Books are often turned into movies and adaptations, but there are only a few that receive as many iterations as R.L. Stine’s ‘Goosebumps’ has. Written by him in the 80s and 90s, the books became popular for their use of humor with horror, featuring tweens and teens who were relatable for the audience. In 1995, the books were adapted for an anthology series that ran for four seasons. In 2015, it came to the big screen with a film adaptation starring Jack Black. Now, Hulu and Disney+ have tapped into it to bring a modern twist to the story. Considering that all these adaptations have a common source material, you might wonder if the current adaptation is related to the old ones. Let’s find out.
The Connection Between Hulu’s Goosebumps and the Previous Adaptations
An adaptation of a book is a chance to tell the story in a new light, to build upon the world that has already been created by an author. With their ‘Goosebumps’ series, producers Pavun Shetty and Conor Welch wanted to do the same thing. They’d been the fans of the books and the TV show and knew that there was a huge fanbase of Stine’s stories, which meant that the fans would be looking forward to something fresh. So, they decided to take a different direction with the 2023 version. The only commonality is that the 2023 show and the Jack Black movies have Rob Letterman as their director.
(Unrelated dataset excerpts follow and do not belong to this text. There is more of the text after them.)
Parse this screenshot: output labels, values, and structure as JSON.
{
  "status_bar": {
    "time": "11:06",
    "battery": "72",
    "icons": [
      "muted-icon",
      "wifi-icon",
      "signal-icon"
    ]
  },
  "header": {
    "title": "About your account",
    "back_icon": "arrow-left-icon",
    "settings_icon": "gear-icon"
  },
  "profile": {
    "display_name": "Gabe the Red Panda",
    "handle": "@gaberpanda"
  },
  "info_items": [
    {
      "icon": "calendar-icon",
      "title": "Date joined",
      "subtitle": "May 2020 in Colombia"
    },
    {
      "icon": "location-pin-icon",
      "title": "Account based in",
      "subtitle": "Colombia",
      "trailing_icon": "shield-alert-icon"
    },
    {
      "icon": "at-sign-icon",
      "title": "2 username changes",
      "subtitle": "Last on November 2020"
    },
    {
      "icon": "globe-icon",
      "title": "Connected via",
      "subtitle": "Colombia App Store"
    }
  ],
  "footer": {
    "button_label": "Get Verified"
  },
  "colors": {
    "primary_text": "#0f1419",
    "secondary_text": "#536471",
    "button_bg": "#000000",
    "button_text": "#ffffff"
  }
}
The ‘Goosebumps’ stories are known to be standalones that take the audience on a new adventure with new characters. The villains, like Slappy, come back at times, but usually, it’s in a new setting. This anthology version worked well with the books and the 1995 TV series, but with the latest iteration, the show’s creators were interested in something different. “We grew up reading the books and wanted to honor those original stories but do an updated version that felt more contemporary, more grounded. And, at the same time, a little bit scarier with a little bit edgier jokes,” Welch said.
To truly set the show apart, they opted to go for a serialized version rather than doing yet another anthology. It would offer a fresh take, giving them space to create their own world and characters while using Stine’s stories as the foundation for their creation. They also focused on a bit older audience, rather than tweens. They wanted the characters and their struggles in the show to feel relevant to current times.
“We wanted to take real issues that teenagers deal with — the awkward, messy, tricky stuff and real issues their parents deal with — and put those together and throw the crazy stuff on top of it. It was to have authentic issues, but then all the crazy scary stuff from the stories and do a real genre mashup that way,” Welch explained.
They also didn’t want to dial down on the horror and wanted to make it a bit scarier and grittier without compromising on the humor. “The books that I grew up with always felt a little scarier than I expected. It always felt like, ‘Ooh, should I be reading this?’ I think our intention with this series was for some of the younger viewers to feel the same way but never to take advantage of that. The jokes would never be inappropriate, the scares would never get gory, but they would be titillating in a way that’s like, ‘Wait, should I be invited to this party? Let’s keep watching,’” Shetty added. Considering all this, we can say that the latest iteration of ‘Goosebumps’ offers a fresh narrative, something that hasn’t been explored in the books and its adaptations before.